I know a few reviews mentioned the relationships were dysfunctional but I didn’t really see it that way. Damian and Lenny were hurting themselves and each other in a desperate attempt to get their needs met but neither man could do it, nor could they understand why. It takes an outside look to help both Damian and Lenny understand why the two were not working as wannabe lovers, even though they’d never slept together. The story does justice to this concept, as the relationship was volatile, abusive, and definitely not healthy which the writing goes into great length showing both the tragedy and the solution. So while the relationship was dysfunctional, it more so needed help than to be cut off completely. My only qualm was that I never really understood why Damian and Lenny had to be completely kept away from each other. Both men agreed that it was a bad idea to have a romantic relationship as their needs were not and could not be met by each other but to keep them completely cut off from each other felt selfish to me. It was as if Vance and Stanley were worried that the two boys would rather be with each other and actually loved each other more than their new Doms, despite all evidence to the contrary, so in a selfish move the rockers were kept apart. This really bothered me for a considerable part of the story and I never reconciled my feeling that it was wrong to cut the best friends off from each other when it was ONLY them that couldn’t talk, see each other or even communicate in any way. It felt wrong then and even upon reflection it still feels wrong.
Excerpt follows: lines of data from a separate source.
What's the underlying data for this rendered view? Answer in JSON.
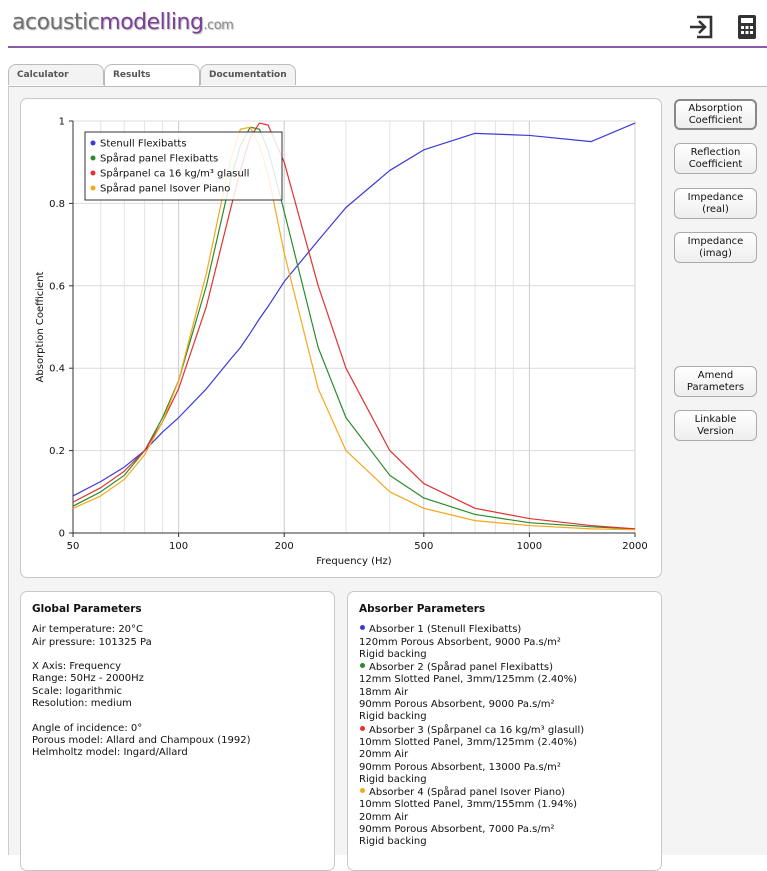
{
  "header": {
    "logo": [
      "acoustic",
      "modelling",
      ".com"
    ]
  },
  "tabs": [
    "Calculator",
    "Results",
    "Documentation"
  ],
  "buttons": [
    "Absorption Coefficient",
    "Reflection Coefficient",
    "Impedance (real)",
    "Impedance (imag)",
    "Amend Parameters",
    "Linkable Version"
  ],
  "chart_data": {
    "type": "line",
    "xlabel": "Frequency (Hz)",
    "ylabel": "Absorption Coefficient",
    "x": [
      50,
      60,
      70,
      80,
      90,
      100,
      120,
      140,
      150,
      160,
      170,
      180,
      200,
      250,
      300,
      400,
      500,
      700,
      1000,
      1500,
      2000
    ],
    "series": [
      {
        "name": "Stenull Flexibatts",
        "color": "#3a3ad8",
        "values": [
          0.09,
          0.125,
          0.16,
          0.2,
          0.245,
          0.28,
          0.35,
          0.42,
          0.45,
          0.485,
          0.52,
          0.55,
          0.61,
          0.71,
          0.79,
          0.88,
          0.93,
          0.97,
          0.965,
          0.95,
          0.995
        ]
      },
      {
        "name": "Spårad panel Flexibatts",
        "color": "#2a8c2a",
        "values": [
          0.065,
          0.1,
          0.14,
          0.2,
          0.28,
          0.37,
          0.6,
          0.85,
          0.94,
          0.985,
          0.98,
          0.93,
          0.78,
          0.45,
          0.28,
          0.14,
          0.085,
          0.045,
          0.025,
          0.015,
          0.01
        ]
      },
      {
        "name": "Spårpanel ca 16 kg/m³ glasull",
        "color": "#e03232",
        "values": [
          0.075,
          0.11,
          0.15,
          0.2,
          0.27,
          0.35,
          0.55,
          0.78,
          0.88,
          0.96,
          0.995,
          0.99,
          0.9,
          0.6,
          0.4,
          0.2,
          0.12,
          0.06,
          0.035,
          0.018,
          0.01
        ]
      },
      {
        "name": "Spårad panel Isover Piano",
        "color": "#f4a81c",
        "values": [
          0.06,
          0.09,
          0.13,
          0.19,
          0.27,
          0.37,
          0.63,
          0.9,
          0.98,
          0.985,
          0.94,
          0.87,
          0.68,
          0.35,
          0.2,
          0.1,
          0.06,
          0.03,
          0.018,
          0.01,
          0.008
        ]
      }
    ],
    "xlim": [
      50,
      2000
    ],
    "xticks": [
      50,
      100,
      200,
      500,
      1000,
      2000
    ],
    "ylim": [
      0,
      1
    ],
    "yticks": [
      0,
      0.2,
      0.4,
      0.6,
      0.8,
      1
    ],
    "log_x": true,
    "grid": true,
    "legend": "upper left"
  },
  "global_parameters": {
    "title": "Global Parameters",
    "groups": [
      [
        "Air temperature: 20°C",
        "Air pressure: 101325 Pa"
      ],
      [
        "X Axis: Frequency",
        "Range: 50Hz - 2000Hz",
        "Scale: logarithmic",
        "Resolution: medium"
      ],
      [
        "Angle of incidence: 0°",
        "Porous model: Allard and Champoux (1992)",
        "Helmholtz model: Ingard/Allard"
      ]
    ]
  },
  "absorber_parameters": {
    "title": "Absorber Parameters",
    "absorbers": [
      {
        "name": "Absorber 1 (Stenull Flexibatts)",
        "lines": [
          "120mm Porous Absorbent, 9000 Pa.s/m²",
          "Rigid backing"
        ]
      },
      {
        "name": "Absorber 2 (Spårad panel Flexibatts)",
        "lines": [
          "12mm Slotted Panel, 3mm/125mm (2.40%)",
          "18mm Air",
          "90mm Porous Absorbent, 9000 Pa.s/m²",
          "Rigid backing"
        ]
      },
      {
        "name": "Absorber 3 (Spårpanel ca 16 kg/m³ glasull)",
        "lines": [
          "10mm Slotted Panel, 3mm/125mm (2.40%)",
          "20mm Air",
          "90mm Porous Absorbent, 13000 Pa.s/m²",
          "Rigid backing"
        ]
      },
      {
        "name": "Absorber 4 (Spårad panel Isover Piano)",
        "lines": [
          "10mm Slotted Panel, 3mm/155mm (1.94%)",
          "20mm Air",
          "90mm Porous Absorbent, 7000 Pa.s/m²",
          "Rigid backing"
        ]
      }
    ]
  }
}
Likewise I enjoyed the nuance of the secondary characters of the band members and Damian’s family but the support for Damian felt too little too late. Damian was blamed and made a scape goat for virtually everything, even though the entire book he was actually trying to make good things happen and championing everyone that shit on him, but after Lenny’s latest abusive tirade all of a sudden everyone supports Damian out of the blue. It felt too lopsided both ways and left me not particularly caring for any of them. I recognized them as good characters but on a personal, reader level I didn’t like them as people. I thought Vance was an interesting character, if incredibly selfish and insecure to keep Lenny isolated from Damian, but he was a minor character and apparently has his own book. I thought the relationship between Stanley and Damian worked on a lot of levels and it was nice to see that Stan recognized his own failings and took steps to correct them at the end. I’m curious where that relationship could potentially go because I honestly don’t see it being happily ever after that easily.
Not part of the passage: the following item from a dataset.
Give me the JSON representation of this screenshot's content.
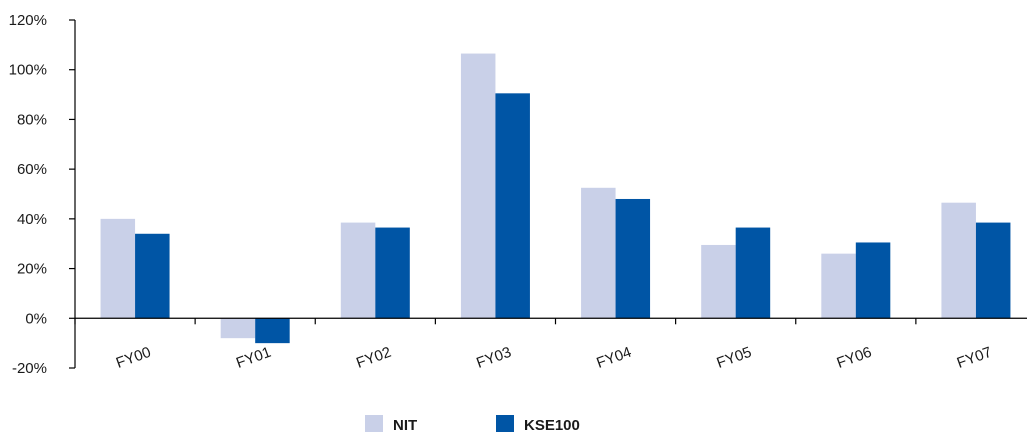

Most of all this is a thoughtful book with a lot of layers and depth. It kept me thinking and I liked that about it. I didn’t agree with everything I read about the characters, their motivations, or the solutions but I always like that Samms’ writing makes me think and get invested in the story. I never felt as though there was that much angst as there is a lot of down time with talking between any potentially angsty scenes, which also tended to end peacefully. It’s a book I would recommend because it’s interesting but definitely not for everyone. I think it will resonate with some readers more so than others. I’m tempted by the sequel with Lenny and Vance’s story, even if I don’t really like either man.